Tijdens de mondelinge behandeling op 1 augustus 2018 hebben partijen onder begeleiding van het hof een schikking bereikt. De schikking hield in dat de Stichting aan de verweerster een bedrag van € 26.803,- bruto ter zake van transitievergoeding, € 17.813,87 bruto ter zake van contractuele vergoeding, en € 57.186,13 ter zake van vergoeding kosten juridische bijstand zou betalen. Tevens zijn de kosten van de procedure gecompenseerd en hebben partijen elkaar finale kwijting verleend. Het hof heeft de bestreden beschikkingen vernietigd, behoudens voor zover de ontbinding per 1 april 2018 was uitgesproken.

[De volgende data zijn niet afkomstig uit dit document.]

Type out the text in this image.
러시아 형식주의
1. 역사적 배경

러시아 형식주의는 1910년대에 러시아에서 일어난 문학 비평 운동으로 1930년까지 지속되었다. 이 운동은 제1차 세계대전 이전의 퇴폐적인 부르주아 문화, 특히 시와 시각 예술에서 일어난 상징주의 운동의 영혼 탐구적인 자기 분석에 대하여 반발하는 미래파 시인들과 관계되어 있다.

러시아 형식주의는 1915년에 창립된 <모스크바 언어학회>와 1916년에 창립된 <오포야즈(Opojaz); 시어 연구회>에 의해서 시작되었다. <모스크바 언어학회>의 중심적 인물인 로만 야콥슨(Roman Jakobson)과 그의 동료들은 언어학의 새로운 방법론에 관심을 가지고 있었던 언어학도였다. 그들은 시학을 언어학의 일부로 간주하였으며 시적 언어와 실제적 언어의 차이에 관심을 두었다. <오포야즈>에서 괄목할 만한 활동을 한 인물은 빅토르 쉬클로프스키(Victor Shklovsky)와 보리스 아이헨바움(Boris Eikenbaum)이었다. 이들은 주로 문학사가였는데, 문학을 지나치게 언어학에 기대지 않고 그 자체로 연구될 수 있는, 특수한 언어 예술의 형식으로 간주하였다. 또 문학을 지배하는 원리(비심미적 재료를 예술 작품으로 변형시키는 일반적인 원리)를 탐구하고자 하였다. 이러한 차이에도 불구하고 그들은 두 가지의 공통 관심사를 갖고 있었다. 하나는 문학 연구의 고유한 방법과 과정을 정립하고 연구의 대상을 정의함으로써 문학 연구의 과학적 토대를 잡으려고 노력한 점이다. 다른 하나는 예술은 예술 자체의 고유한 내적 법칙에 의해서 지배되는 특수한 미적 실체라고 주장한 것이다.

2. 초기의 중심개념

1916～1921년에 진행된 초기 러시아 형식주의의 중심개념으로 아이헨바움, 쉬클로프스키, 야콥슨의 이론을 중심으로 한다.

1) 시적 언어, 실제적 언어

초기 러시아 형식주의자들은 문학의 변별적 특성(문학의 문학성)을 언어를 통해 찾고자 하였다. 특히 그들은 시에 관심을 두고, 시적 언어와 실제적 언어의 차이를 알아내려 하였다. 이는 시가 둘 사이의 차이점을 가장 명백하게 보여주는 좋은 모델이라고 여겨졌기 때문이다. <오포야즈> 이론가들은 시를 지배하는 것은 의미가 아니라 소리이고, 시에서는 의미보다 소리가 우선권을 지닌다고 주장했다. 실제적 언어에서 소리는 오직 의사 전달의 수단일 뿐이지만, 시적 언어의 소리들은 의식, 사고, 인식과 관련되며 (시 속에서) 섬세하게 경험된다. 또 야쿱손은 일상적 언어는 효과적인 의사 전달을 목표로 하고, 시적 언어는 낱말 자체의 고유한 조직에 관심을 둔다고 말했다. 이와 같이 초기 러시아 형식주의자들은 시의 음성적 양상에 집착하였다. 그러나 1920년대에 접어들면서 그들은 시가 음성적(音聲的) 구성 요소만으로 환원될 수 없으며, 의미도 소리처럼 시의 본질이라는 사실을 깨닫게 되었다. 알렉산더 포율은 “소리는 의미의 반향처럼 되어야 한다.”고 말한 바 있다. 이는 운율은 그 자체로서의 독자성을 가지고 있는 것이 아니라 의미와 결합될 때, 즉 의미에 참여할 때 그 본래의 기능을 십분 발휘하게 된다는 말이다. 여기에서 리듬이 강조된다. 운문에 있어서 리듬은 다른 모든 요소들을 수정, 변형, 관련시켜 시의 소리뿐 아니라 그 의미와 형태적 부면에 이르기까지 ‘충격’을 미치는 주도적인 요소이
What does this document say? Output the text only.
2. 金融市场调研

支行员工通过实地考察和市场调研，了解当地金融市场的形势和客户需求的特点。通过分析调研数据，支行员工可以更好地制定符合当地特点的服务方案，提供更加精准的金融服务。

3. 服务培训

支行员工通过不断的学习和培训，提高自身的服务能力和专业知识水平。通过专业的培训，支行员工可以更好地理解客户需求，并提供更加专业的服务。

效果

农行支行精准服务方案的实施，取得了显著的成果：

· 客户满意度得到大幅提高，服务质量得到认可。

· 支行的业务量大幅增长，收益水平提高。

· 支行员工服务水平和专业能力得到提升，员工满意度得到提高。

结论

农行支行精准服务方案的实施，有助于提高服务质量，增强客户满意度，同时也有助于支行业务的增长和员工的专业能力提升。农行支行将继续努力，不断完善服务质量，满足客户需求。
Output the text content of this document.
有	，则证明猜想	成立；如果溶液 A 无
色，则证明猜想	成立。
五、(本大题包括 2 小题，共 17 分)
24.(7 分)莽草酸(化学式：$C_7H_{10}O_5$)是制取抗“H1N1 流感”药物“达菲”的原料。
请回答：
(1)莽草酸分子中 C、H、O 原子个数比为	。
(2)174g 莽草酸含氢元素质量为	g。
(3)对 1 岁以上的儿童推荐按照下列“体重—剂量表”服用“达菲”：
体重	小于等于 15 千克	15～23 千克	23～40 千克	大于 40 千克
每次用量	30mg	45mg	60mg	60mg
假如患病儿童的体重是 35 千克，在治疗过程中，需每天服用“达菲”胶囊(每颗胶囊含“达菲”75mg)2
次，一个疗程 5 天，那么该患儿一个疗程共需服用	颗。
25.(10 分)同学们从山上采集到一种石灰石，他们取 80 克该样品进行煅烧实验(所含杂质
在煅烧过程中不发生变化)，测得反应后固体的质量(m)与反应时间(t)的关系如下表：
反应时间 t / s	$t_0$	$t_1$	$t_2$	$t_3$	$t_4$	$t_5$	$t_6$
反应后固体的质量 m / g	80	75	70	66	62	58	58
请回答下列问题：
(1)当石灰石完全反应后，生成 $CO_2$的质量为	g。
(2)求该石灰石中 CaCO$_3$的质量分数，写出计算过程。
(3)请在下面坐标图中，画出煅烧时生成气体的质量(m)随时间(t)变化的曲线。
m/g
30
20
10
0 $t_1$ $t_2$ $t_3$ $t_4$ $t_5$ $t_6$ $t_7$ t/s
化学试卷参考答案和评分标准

De uitspraak van het hof is gedaan door mr. A.E.F. Hillen, mr. A.A. Van Rossum en mr. R.S. de Vries, en is op 8 augustus 2018 in tegenwoordigheid van de griffier uitgesproken.

Uitspraak

GERECHTSHOF ARNHEM-LEEUWARDEN
locatie Arnhem
afdeling civiel recht
zaaknummer gerechtshof 200.237.718
(zaaknummer rechtbank Gelderland, zittingsplaats Arnhem 6121314)
beschikking van 8 augustus 2018
in de zaak van:
de stichting
[verzoekster],
gevestigd te [vestigingsplaats] ,
verzoekster in hoger beroep,
verweerster in voorwaardelijk incidenteel hoger beroep,
hierna: de Stichting,
advocaat: mr. H.A. Hoving,
tegen:
[verweerster] ,
wonende te Groesbeek,
verweerster in hoger beroep,
verzoekster in voorwaardelijk incidenteel hoger beroep,
hierna: [verweerster] ,
advocaat: mr. J.C.M. Bonnier.

1.Het geding in eerste aanleg

In eerste aanleg is geprocedeerd en beslist zoals weergegeven in de beschikkingen van
2 november 2017 en 30 januari 2018 van de kantonrechter in de rechtbank Gelderland, zittingsplaats Arnhem.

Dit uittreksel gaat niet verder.